Mivobulin is a synthetic water-soluble colchicine analog with the broad antitumor activity that competitively binds tubulin at the colchicine-binding site and inhibits tubulin polymerization. Cancer cells exposed to Mivobulin isethionate accumulate in the M phase of the cell cycle and subsequently die. Preclinical studies have demonstrated that Mivobulin isethionate is able to cross the blood-brain barrier. Importantly, Mivobulin isethionate demonstrated significant antitumor activity in a broad spectrum of murine and human tumor models that were cross-resistant to vincristine, cisplatin, vinblastine, navelbine, and doxorubicin and in tumor cell lines exhibiting multidrug resistance owing to P-glycoprotein overexpression. In animal studies, the activity of Mivobulin isethionate was largely independent of the route of drug administration but favored a prolonged treatment schedule.
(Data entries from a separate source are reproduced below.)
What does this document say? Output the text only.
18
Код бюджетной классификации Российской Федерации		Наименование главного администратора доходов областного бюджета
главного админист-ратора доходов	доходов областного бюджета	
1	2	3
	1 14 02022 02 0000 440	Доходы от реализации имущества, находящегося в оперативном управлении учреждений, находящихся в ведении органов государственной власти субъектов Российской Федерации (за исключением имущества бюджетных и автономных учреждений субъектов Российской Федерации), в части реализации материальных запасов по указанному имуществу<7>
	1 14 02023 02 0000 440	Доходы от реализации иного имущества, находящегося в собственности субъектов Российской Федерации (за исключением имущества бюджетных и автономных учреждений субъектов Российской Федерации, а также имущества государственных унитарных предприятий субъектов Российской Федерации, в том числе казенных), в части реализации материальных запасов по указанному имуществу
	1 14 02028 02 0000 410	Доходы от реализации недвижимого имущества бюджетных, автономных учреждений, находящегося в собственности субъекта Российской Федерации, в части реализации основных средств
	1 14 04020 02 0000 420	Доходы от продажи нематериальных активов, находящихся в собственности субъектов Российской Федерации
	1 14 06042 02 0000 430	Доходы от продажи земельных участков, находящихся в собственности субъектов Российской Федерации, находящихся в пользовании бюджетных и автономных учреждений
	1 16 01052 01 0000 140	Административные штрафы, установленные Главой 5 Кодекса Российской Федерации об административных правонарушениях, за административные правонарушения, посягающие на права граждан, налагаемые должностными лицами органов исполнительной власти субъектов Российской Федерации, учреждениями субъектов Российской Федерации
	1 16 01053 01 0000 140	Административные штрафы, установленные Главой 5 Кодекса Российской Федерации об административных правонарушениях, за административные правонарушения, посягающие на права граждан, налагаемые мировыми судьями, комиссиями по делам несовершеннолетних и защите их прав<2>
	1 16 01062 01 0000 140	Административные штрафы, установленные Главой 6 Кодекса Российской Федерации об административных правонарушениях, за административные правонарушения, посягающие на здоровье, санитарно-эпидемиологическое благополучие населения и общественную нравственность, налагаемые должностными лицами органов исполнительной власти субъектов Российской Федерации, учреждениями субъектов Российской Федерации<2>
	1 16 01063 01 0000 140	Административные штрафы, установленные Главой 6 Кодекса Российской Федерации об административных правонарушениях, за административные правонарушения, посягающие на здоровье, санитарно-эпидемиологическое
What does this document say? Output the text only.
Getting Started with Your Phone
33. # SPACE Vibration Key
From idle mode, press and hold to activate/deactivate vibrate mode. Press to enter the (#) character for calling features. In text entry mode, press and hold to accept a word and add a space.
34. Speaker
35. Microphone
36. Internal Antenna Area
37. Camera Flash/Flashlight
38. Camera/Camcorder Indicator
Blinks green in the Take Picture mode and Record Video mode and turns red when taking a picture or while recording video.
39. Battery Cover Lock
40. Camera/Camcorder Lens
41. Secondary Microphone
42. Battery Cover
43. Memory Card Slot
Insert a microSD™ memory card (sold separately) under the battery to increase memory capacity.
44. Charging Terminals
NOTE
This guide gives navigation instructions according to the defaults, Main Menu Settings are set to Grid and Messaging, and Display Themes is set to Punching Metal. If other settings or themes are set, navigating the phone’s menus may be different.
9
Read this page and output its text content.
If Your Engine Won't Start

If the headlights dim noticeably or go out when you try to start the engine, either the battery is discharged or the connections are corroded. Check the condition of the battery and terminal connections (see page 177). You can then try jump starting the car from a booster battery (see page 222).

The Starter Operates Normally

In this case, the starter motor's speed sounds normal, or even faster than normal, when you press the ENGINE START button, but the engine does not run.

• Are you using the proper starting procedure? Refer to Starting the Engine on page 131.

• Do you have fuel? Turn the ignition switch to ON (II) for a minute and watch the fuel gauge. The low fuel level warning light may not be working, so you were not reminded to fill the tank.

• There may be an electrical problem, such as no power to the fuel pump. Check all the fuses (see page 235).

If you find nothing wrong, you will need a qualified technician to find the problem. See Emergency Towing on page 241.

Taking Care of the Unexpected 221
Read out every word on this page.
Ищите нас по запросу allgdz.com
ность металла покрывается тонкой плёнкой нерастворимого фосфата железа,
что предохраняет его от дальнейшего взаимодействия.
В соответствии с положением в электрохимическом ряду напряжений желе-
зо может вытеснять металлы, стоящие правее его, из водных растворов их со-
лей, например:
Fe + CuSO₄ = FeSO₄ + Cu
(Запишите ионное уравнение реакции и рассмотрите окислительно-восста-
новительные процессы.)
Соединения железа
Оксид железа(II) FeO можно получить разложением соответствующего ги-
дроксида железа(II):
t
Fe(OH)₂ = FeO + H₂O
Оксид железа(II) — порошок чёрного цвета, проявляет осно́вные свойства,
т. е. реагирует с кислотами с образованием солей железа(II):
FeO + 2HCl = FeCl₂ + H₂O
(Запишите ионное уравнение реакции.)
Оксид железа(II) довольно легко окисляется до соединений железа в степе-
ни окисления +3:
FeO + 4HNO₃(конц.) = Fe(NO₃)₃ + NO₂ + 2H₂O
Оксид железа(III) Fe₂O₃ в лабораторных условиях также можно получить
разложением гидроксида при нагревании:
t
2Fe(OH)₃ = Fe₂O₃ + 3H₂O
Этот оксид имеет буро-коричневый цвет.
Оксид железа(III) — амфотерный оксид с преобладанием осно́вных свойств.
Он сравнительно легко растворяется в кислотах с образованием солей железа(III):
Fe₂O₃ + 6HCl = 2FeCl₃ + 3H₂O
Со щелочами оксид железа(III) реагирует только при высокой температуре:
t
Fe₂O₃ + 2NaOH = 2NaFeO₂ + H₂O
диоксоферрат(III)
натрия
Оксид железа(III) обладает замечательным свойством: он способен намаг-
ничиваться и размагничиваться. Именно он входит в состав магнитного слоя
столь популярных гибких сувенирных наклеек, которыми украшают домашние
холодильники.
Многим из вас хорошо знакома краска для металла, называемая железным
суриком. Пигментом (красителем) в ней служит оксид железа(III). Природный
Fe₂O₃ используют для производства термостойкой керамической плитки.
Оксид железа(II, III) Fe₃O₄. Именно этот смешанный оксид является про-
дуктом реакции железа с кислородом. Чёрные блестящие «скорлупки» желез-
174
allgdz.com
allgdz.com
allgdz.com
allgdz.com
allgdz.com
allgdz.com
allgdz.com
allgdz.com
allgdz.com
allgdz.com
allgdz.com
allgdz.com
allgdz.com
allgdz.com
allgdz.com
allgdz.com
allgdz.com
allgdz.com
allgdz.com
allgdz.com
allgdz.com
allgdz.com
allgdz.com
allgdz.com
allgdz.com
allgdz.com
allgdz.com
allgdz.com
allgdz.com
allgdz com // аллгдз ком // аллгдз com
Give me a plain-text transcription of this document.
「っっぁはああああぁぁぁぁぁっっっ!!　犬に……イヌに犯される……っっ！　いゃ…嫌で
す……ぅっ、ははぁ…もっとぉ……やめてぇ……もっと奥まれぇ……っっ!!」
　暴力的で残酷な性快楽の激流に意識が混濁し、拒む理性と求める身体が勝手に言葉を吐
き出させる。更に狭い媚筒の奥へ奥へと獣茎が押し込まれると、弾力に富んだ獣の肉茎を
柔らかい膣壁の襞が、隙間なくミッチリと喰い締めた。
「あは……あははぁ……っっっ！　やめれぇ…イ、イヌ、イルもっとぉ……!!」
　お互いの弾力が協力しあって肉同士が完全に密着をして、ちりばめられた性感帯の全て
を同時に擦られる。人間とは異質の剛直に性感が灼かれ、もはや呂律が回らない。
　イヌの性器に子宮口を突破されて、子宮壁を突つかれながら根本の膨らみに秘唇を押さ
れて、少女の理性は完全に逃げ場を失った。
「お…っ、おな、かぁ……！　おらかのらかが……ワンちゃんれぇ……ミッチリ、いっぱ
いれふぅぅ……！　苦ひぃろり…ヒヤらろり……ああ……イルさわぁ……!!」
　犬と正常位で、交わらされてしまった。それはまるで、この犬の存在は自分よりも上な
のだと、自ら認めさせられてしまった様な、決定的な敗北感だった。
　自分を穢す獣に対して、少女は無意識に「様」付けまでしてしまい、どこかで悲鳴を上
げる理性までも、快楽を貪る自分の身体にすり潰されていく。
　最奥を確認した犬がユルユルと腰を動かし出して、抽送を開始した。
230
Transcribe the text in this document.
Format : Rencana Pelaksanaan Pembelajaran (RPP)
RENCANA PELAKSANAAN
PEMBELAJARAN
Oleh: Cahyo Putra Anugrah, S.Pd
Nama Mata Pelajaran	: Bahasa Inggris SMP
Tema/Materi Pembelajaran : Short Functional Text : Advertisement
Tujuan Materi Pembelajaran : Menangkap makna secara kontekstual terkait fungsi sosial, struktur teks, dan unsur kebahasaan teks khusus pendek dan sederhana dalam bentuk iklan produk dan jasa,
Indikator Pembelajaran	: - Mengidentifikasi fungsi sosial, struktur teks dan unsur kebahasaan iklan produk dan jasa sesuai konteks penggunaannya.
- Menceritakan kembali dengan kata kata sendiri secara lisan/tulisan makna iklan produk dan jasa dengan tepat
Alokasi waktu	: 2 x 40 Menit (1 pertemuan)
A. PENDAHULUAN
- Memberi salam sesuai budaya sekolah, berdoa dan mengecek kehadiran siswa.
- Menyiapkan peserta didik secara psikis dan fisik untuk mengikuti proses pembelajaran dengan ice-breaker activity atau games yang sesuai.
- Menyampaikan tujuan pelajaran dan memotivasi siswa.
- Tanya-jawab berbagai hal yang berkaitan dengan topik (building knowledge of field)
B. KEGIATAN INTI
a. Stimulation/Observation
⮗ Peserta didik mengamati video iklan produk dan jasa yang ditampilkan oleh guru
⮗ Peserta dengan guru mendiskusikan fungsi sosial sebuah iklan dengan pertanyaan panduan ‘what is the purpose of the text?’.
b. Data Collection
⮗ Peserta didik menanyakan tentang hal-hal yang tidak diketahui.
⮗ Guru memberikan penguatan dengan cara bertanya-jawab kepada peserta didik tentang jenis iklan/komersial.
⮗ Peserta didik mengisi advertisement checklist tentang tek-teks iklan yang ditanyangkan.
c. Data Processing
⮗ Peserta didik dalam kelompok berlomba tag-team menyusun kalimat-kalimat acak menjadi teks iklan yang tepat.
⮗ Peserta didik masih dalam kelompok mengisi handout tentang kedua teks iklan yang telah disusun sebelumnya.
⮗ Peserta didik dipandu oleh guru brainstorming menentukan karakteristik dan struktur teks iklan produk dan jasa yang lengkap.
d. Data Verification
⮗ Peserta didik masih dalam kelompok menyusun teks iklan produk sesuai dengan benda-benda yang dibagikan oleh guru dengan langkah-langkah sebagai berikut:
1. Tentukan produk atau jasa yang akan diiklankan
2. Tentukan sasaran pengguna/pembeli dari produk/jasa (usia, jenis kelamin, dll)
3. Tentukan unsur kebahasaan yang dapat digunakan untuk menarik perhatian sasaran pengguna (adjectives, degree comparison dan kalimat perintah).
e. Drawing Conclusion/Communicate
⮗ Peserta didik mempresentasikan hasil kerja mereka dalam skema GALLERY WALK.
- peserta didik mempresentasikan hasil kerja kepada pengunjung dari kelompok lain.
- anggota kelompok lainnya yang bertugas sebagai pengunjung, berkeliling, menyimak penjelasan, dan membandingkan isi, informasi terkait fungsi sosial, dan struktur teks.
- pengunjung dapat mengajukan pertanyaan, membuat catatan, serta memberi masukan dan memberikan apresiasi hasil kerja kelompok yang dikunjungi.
Unfortunately, in clinical trials, Mivobulin fail to demonstrate the significant activity

Denibulin is a novel antineoplastic agent. Denibulin selectively targets and reversibly binds to the colchicine-binding site on tubulin and inhibits microtubule assembly. This results in the disruption of the cytoskeleton of tumor endothelial cells, ultimately leading to cell cycle arrest, blockage of cell division and apoptosis. This causes inadequate blood flow to the tumor and eventually leads to a decrease in tumor cell proliferation. Denibulin hydrochloride had been in phase I clinical trials for the treatment of solid tumours. It was generally well tolerated and showed decrease in tumor vascular parameters. However, no recent development has been reported.